I don’t enjoy any debate that has to do with history or exegesis. But I found myself right in the middle of one such debate today that I found absolutely hilarious.
So I wrote this post at Demos today. It’s a pretty vacuous post in which I observe that being economically insecure harms your genuine liberty to do the things you’d like. In particular, when your well-being is not publicly secured, you have to always be concerned about what those who have the private economic resources your life depends on might do to you. This is standard, no ground broken.

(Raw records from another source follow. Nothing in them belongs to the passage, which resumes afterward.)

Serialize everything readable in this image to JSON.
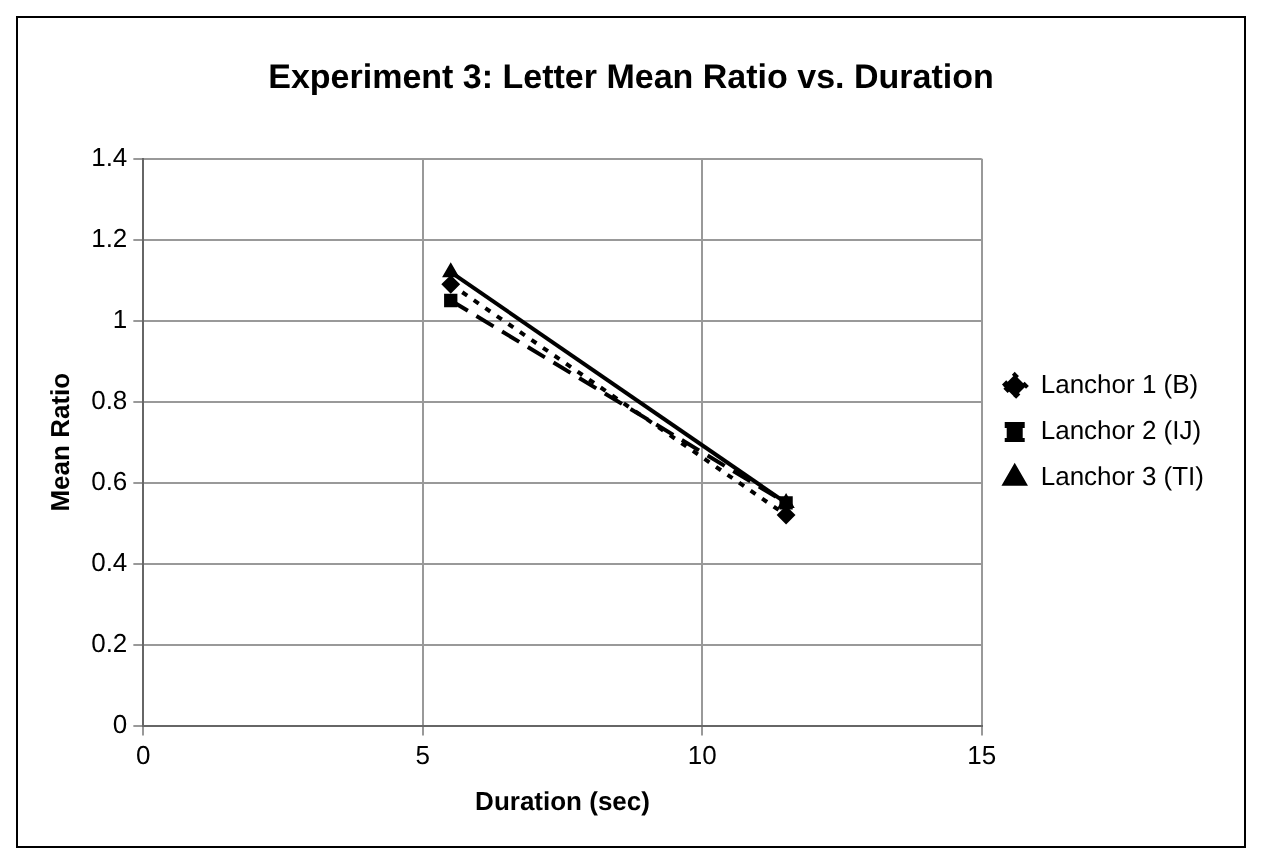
{
  "chart_data": {
    "type": "line",
    "title": "Experiment 3: Letter Mean Ratio vs. Duration",
    "xlabel": "Duration (sec)",
    "ylabel": "Mean Ratio",
    "xlim": [
      0,
      15
    ],
    "xticks": [
      0,
      5,
      10,
      15
    ],
    "ylim": [
      0,
      1.4
    ],
    "yticks": [
      0,
      0.2,
      0.4,
      0.6,
      0.8,
      1,
      1.2,
      1.4
    ],
    "grid": true,
    "legend": "right",
    "x": [
      5.5,
      11.5
    ],
    "series": [
      {
        "name": "Lanchor 1 (B)",
        "color": "#000000",
        "values": [
          1.09,
          0.52
        ],
        "marker": "diamond",
        "line_style": "dotted"
      },
      {
        "name": "Lanchor 2 (IJ)",
        "color": "#000000",
        "values": [
          1.05,
          0.55
        ],
        "marker": "square",
        "line_style": "dashed"
      },
      {
        "name": "Lanchor 3 (TI)",
        "color": "#000000",
        "values": [
          1.12,
          0.55
        ],
        "marker": "triangle",
        "line_style": "solid"
      }
    ]
  }
}
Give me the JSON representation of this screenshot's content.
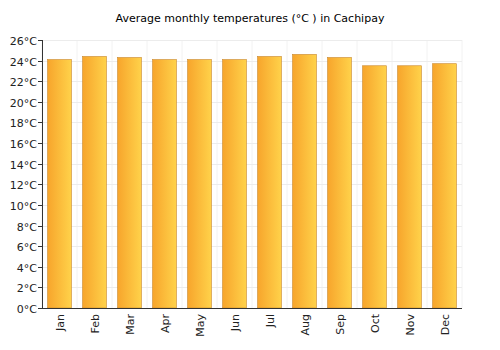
{
  "chart_data": {
    "type": "bar",
    "title": "Average monthly temperatures (°C ) in Cachipay",
    "categories": [
      "Jan",
      "Feb",
      "Mar",
      "Apr",
      "May",
      "Jun",
      "Jul",
      "Aug",
      "Sep",
      "Oct",
      "Nov",
      "Dec"
    ],
    "values": [
      24.1,
      24.4,
      24.3,
      24.1,
      24.1,
      24.1,
      24.4,
      24.6,
      24.3,
      23.5,
      23.5,
      23.7
    ],
    "color": "#f7a52c",
    "ylim": [
      0,
      26
    ],
    "yticks": [
      {
        "value": 0,
        "label": "0°C"
      },
      {
        "value": 2,
        "label": "2°C"
      },
      {
        "value": 4,
        "label": "4°C"
      },
      {
        "value": 6,
        "label": "6°C"
      },
      {
        "value": 8,
        "label": "8°C"
      },
      {
        "value": 10,
        "label": "10°C"
      },
      {
        "value": 12,
        "label": "12°C"
      },
      {
        "value": 14,
        "label": "14°C"
      },
      {
        "value": 16,
        "label": "16°C"
      },
      {
        "value": 18,
        "label": "18°C"
      },
      {
        "value": 20,
        "label": "20°C"
      },
      {
        "value": 22,
        "label": "22°C"
      },
      {
        "value": 24,
        "label": "24°C"
      },
      {
        "value": 26,
        "label": "26°C"
      }
    ],
    "grid": true
  }
}
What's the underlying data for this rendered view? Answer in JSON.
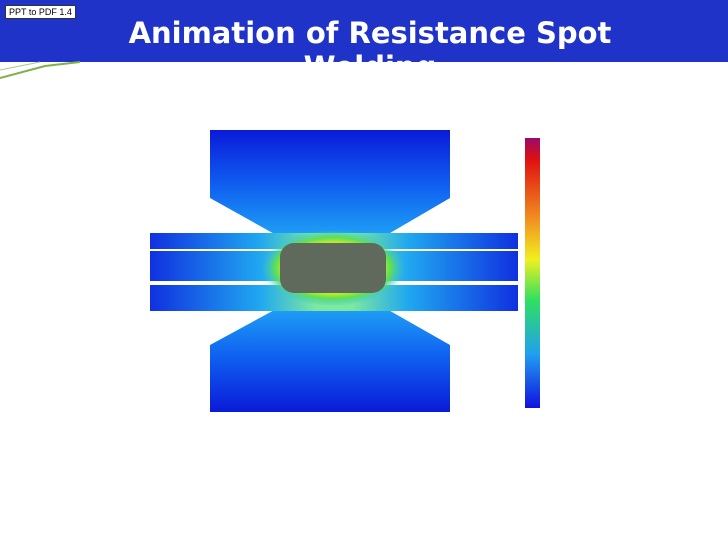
{
  "header": {
    "title": "Animation of Resistance Spot Welding",
    "watermark": "PPT to PDF 1.4"
  }
}
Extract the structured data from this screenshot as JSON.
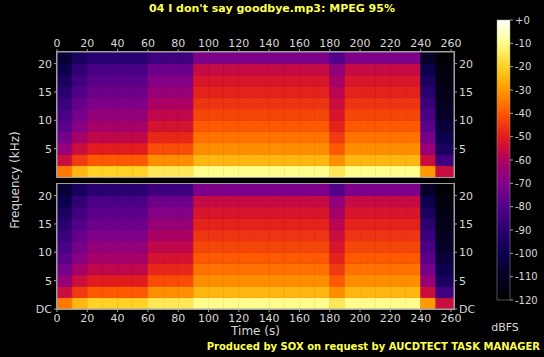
{
  "chart_data": [
    {
      "type": "heatmap",
      "title": "04 I don't say goodbye.mp3: MPEG 95%",
      "y_label": "Frequency (kHz)",
      "xlim": [
        0,
        262
      ],
      "xticks": [
        0,
        20,
        40,
        60,
        80,
        100,
        120,
        140,
        160,
        180,
        200,
        220,
        240,
        260
      ],
      "ylim": [
        0,
        22.05
      ],
      "yticks": [
        5,
        10,
        15,
        20
      ],
      "grid": false,
      "x_bins": [
        0,
        10,
        20,
        30,
        40,
        50,
        60,
        70,
        80,
        90,
        100,
        110,
        120,
        130,
        140,
        150,
        160,
        170,
        180,
        190,
        200,
        210,
        220,
        230,
        240,
        250,
        262
      ],
      "y_bins": [
        0,
        2,
        4,
        6,
        8,
        10,
        12,
        14,
        16,
        18,
        20,
        22.05
      ],
      "cells": [
        [
          -35,
          -25,
          -20,
          -20,
          -20,
          -20,
          -15,
          -15,
          -15,
          -10,
          -10,
          -10,
          -10,
          -10,
          -10,
          -10,
          -10,
          -10,
          -15,
          -10,
          -10,
          -10,
          -10,
          -10,
          -30,
          -55
        ],
        [
          -55,
          -45,
          -40,
          -40,
          -40,
          -40,
          -32,
          -32,
          -32,
          -25,
          -25,
          -25,
          -25,
          -25,
          -25,
          -25,
          -25,
          -25,
          -32,
          -25,
          -25,
          -25,
          -25,
          -25,
          -55,
          -85
        ],
        [
          -65,
          -55,
          -50,
          -50,
          -50,
          -50,
          -42,
          -42,
          -42,
          -32,
          -32,
          -32,
          -32,
          -32,
          -32,
          -32,
          -32,
          -32,
          -40,
          -32,
          -32,
          -32,
          -32,
          -32,
          -65,
          -95
        ],
        [
          -72,
          -62,
          -57,
          -57,
          -57,
          -57,
          -48,
          -48,
          -48,
          -36,
          -36,
          -36,
          -36,
          -36,
          -36,
          -36,
          -36,
          -36,
          -45,
          -36,
          -36,
          -36,
          -36,
          -36,
          -72,
          -100
        ],
        [
          -78,
          -68,
          -62,
          -62,
          -62,
          -62,
          -53,
          -53,
          -53,
          -40,
          -40,
          -40,
          -40,
          -40,
          -40,
          -40,
          -40,
          -40,
          -49,
          -40,
          -40,
          -40,
          -40,
          -40,
          -78,
          -104
        ],
        [
          -82,
          -72,
          -66,
          -66,
          -66,
          -66,
          -57,
          -57,
          -57,
          -43,
          -43,
          -43,
          -43,
          -43,
          -43,
          -43,
          -43,
          -43,
          -52,
          -43,
          -43,
          -43,
          -43,
          -43,
          -82,
          -108
        ],
        [
          -86,
          -76,
          -70,
          -70,
          -70,
          -70,
          -61,
          -61,
          -61,
          -46,
          -46,
          -46,
          -46,
          -46,
          -46,
          -46,
          -46,
          -46,
          -55,
          -46,
          -46,
          -46,
          -46,
          -46,
          -86,
          -110
        ],
        [
          -90,
          -80,
          -74,
          -74,
          -74,
          -74,
          -65,
          -65,
          -65,
          -49,
          -49,
          -49,
          -49,
          -49,
          -49,
          -49,
          -49,
          -49,
          -58,
          -49,
          -49,
          -49,
          -49,
          -49,
          -90,
          -112
        ],
        [
          -95,
          -84,
          -78,
          -78,
          -78,
          -78,
          -69,
          -69,
          -69,
          -52,
          -52,
          -52,
          -52,
          -52,
          -52,
          -52,
          -52,
          -52,
          -62,
          -52,
          -52,
          -52,
          -52,
          -52,
          -95,
          -114
        ],
        [
          -100,
          -88,
          -82,
          -82,
          -82,
          -82,
          -74,
          -74,
          -74,
          -56,
          -56,
          -56,
          -56,
          -56,
          -56,
          -56,
          -56,
          -56,
          -66,
          -56,
          -56,
          -56,
          -56,
          -56,
          -100,
          -116
        ],
        [
          -105,
          -95,
          -90,
          -90,
          -90,
          -90,
          -85,
          -85,
          -85,
          -70,
          -70,
          -70,
          -70,
          -70,
          -70,
          -70,
          -70,
          -70,
          -80,
          -70,
          -70,
          -70,
          -70,
          -70,
          -108,
          -118
        ]
      ],
      "colorbar": {
        "range": [
          -120,
          0
        ],
        "label": "dBFS",
        "ticks": [
          {
            "value": 0,
            "label": "+0"
          },
          -10,
          -20,
          -30,
          -40,
          -50,
          -60,
          -70,
          -80,
          -90,
          -100,
          -110,
          -120
        ]
      }
    },
    {
      "type": "heatmap",
      "x_label": "Time (s)",
      "annotations": [
        "Produced by SOX on request by AUCDTECT TASK MANAGER"
      ],
      "xlim": [
        0,
        262
      ],
      "xticks": [
        0,
        20,
        40,
        60,
        80,
        100,
        120,
        140,
        160,
        180,
        200,
        220,
        240,
        260
      ],
      "ylim": [
        0,
        22.05
      ],
      "yticks": [
        {
          "value": 0,
          "label": "DC"
        },
        5,
        10,
        15,
        20
      ],
      "grid": false,
      "x_bins": [
        0,
        10,
        20,
        30,
        40,
        50,
        60,
        70,
        80,
        90,
        100,
        110,
        120,
        130,
        140,
        150,
        160,
        170,
        180,
        190,
        200,
        210,
        220,
        230,
        240,
        250,
        262
      ],
      "y_bins": [
        0,
        2,
        4,
        6,
        8,
        10,
        12,
        14,
        16,
        18,
        20,
        22.05
      ],
      "cells": [
        [
          -35,
          -25,
          -20,
          -20,
          -20,
          -20,
          -15,
          -15,
          -15,
          -10,
          -10,
          -10,
          -10,
          -10,
          -10,
          -10,
          -10,
          -10,
          -15,
          -10,
          -10,
          -10,
          -10,
          -10,
          -30,
          -55
        ],
        [
          -55,
          -45,
          -40,
          -40,
          -40,
          -40,
          -32,
          -32,
          -32,
          -25,
          -25,
          -25,
          -25,
          -25,
          -25,
          -25,
          -25,
          -25,
          -32,
          -25,
          -25,
          -25,
          -25,
          -25,
          -55,
          -85
        ],
        [
          -65,
          -55,
          -50,
          -50,
          -50,
          -50,
          -42,
          -42,
          -42,
          -32,
          -32,
          -32,
          -32,
          -32,
          -32,
          -32,
          -32,
          -32,
          -40,
          -32,
          -32,
          -32,
          -32,
          -32,
          -65,
          -95
        ],
        [
          -72,
          -62,
          -57,
          -57,
          -57,
          -57,
          -48,
          -48,
          -48,
          -36,
          -36,
          -36,
          -36,
          -36,
          -36,
          -36,
          -36,
          -36,
          -45,
          -36,
          -36,
          -36,
          -36,
          -36,
          -72,
          -100
        ],
        [
          -78,
          -68,
          -62,
          -62,
          -62,
          -62,
          -53,
          -53,
          -53,
          -40,
          -40,
          -40,
          -40,
          -40,
          -40,
          -40,
          -40,
          -40,
          -49,
          -40,
          -40,
          -40,
          -40,
          -40,
          -78,
          -104
        ],
        [
          -82,
          -72,
          -66,
          -66,
          -66,
          -66,
          -57,
          -57,
          -57,
          -43,
          -43,
          -43,
          -43,
          -43,
          -43,
          -43,
          -43,
          -43,
          -52,
          -43,
          -43,
          -43,
          -43,
          -43,
          -82,
          -108
        ],
        [
          -86,
          -76,
          -70,
          -70,
          -70,
          -70,
          -61,
          -61,
          -61,
          -46,
          -46,
          -46,
          -46,
          -46,
          -46,
          -46,
          -46,
          -46,
          -55,
          -46,
          -46,
          -46,
          -46,
          -46,
          -86,
          -110
        ],
        [
          -90,
          -80,
          -74,
          -74,
          -74,
          -74,
          -65,
          -65,
          -65,
          -49,
          -49,
          -49,
          -49,
          -49,
          -49,
          -49,
          -49,
          -49,
          -58,
          -49,
          -49,
          -49,
          -49,
          -49,
          -90,
          -112
        ],
        [
          -95,
          -84,
          -78,
          -78,
          -78,
          -78,
          -69,
          -69,
          -69,
          -52,
          -52,
          -52,
          -52,
          -52,
          -52,
          -52,
          -52,
          -52,
          -62,
          -52,
          -52,
          -52,
          -52,
          -52,
          -95,
          -114
        ],
        [
          -100,
          -88,
          -82,
          -82,
          -82,
          -82,
          -74,
          -74,
          -74,
          -56,
          -56,
          -56,
          -56,
          -56,
          -56,
          -56,
          -56,
          -56,
          -66,
          -56,
          -56,
          -56,
          -56,
          -56,
          -100,
          -116
        ],
        [
          -105,
          -95,
          -90,
          -90,
          -90,
          -90,
          -85,
          -85,
          -85,
          -70,
          -70,
          -70,
          -70,
          -70,
          -70,
          -70,
          -70,
          -70,
          -80,
          -70,
          -70,
          -70,
          -70,
          -70,
          -108,
          -118
        ]
      ]
    }
  ]
}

In the piece, I included a quote from John Locke. Libertarians have built up this myth of John Locke (sort of like how others built up myths of Adam Smith) and think he is one of them. But he isn’t. He is a good ole left-liberal. He wrote that the poor have a right to the surplus of the rich:
God, the lord and father of all has given no one of his children such a property in his peculiar portion of the things of this world, but that he has given his needy brother a right to the surplusage of his goods, so that it cannot justly be denied him when his pressing wants call for it
He also wrote, as my post today spelled out, that the needy must be given relief from that need lest they be susceptible to the economic coercion brought on by having very few options. More vividly he says that it is wrong to take advantage of someone who is very needy to essentially offer them a choice between “death or slavery.” Good times right?
Well not for Jason Kuznicki, some Cato person. In the comments on my post, he copied and pasted a long quote from Locke’s Second Treatise (my quote was from the First Treatise) that says that private property, because it does not suffer from problem of the commons, is more productive.
Now I know what you are thinking. Isn’t Kuznicki’s Locke quote totally and entirely 100% consistent with my Locke quote? Isn’t it totally possible for someone to think private property leads to greater productivity while believing that the needy must be provided relief from that need in order to be protected against economic coercion? And the answer to these two questions is yes. It is a total mystery to me what tension Kuznicki think exists between these two quotes. A sensible person who had actually read Locke would probably think Locke would favor a private property regime that had packed into it an obligation to provide alms to the needy. Shrug.
Now Kuznicki actually manages to go one step further in the utter confusion department. On twitter various people tried to figure out what he was going on about. Here are three of his responses:
@joephines Of course it counts, but Locke gave the problem further thought and later on concluded he'd solved it. Hardly a gotcha moment.
— Jason Kuznicki (@JasonKuznicki) October 2, 2013
@MattBruenig @joephines It's very simple. Locke answered his own earlier doubt about appropriating property from the state of nature.
— Jason Kuznicki (@JasonKuznicki) October 2, 2013
@MattBruenig @joephines The First Treatise was first, the Second Treatise came afterward. Is that quite so mysterious?
— Jason Kuznicki (@JasonKuznicki) October 2, 2013
I am reading these tweets confused and then it struck me. Jason Kuznicki has created a story in his mind in which Locke wrote the First Treatise. Then he hung out for a bit and wrote the Second Treatise once he had figured some things out. This is not a silly story necessarily. Writers evolve over time. But the problem here is that the First and Second Treatise are literally the same book. They were written together and published in the exact same pamphlet/volume. In fact, they were originally called Book I and Book II.
But you can see the creative mind of Kuznicki at work here. He decided that he needed some story as to why this Second Treatise quote trumped the First Treatise quote. (In fact, the quotes are totally consistent with one another.) So he decided to make up this story about how Locke believed economic coercion was a real thing and a problem and then later on in his career figured out how it wasn’t and wrote the Second Treatise. Totally made up, totally false, provably false. Why would someone just pull things out of the sky like that?
Locke printed the First and Second Treatise together at the same time. They were not separate books written over different times. They are separated into books just like people today separate things into sections. But hey, maybe Locke put out a book in which he forcefully argued that economic coercion is a serious problem only to change his mind later on in the exact same book. Or I don’t know: maybe Locke believed both that private property was a good thing and that providing relief to the needy was necessary to prevent economic coercion. The world may never know.
Edit: For what it’s worth, Peter Laslett, foremost Locke scholar, has argued again and again that physically speaking, the First Treatise was written after the Second Treatise. It’s even in Laslett’s introduction to the Cambridge University Press printing of the Two Treatises, aka the blue book.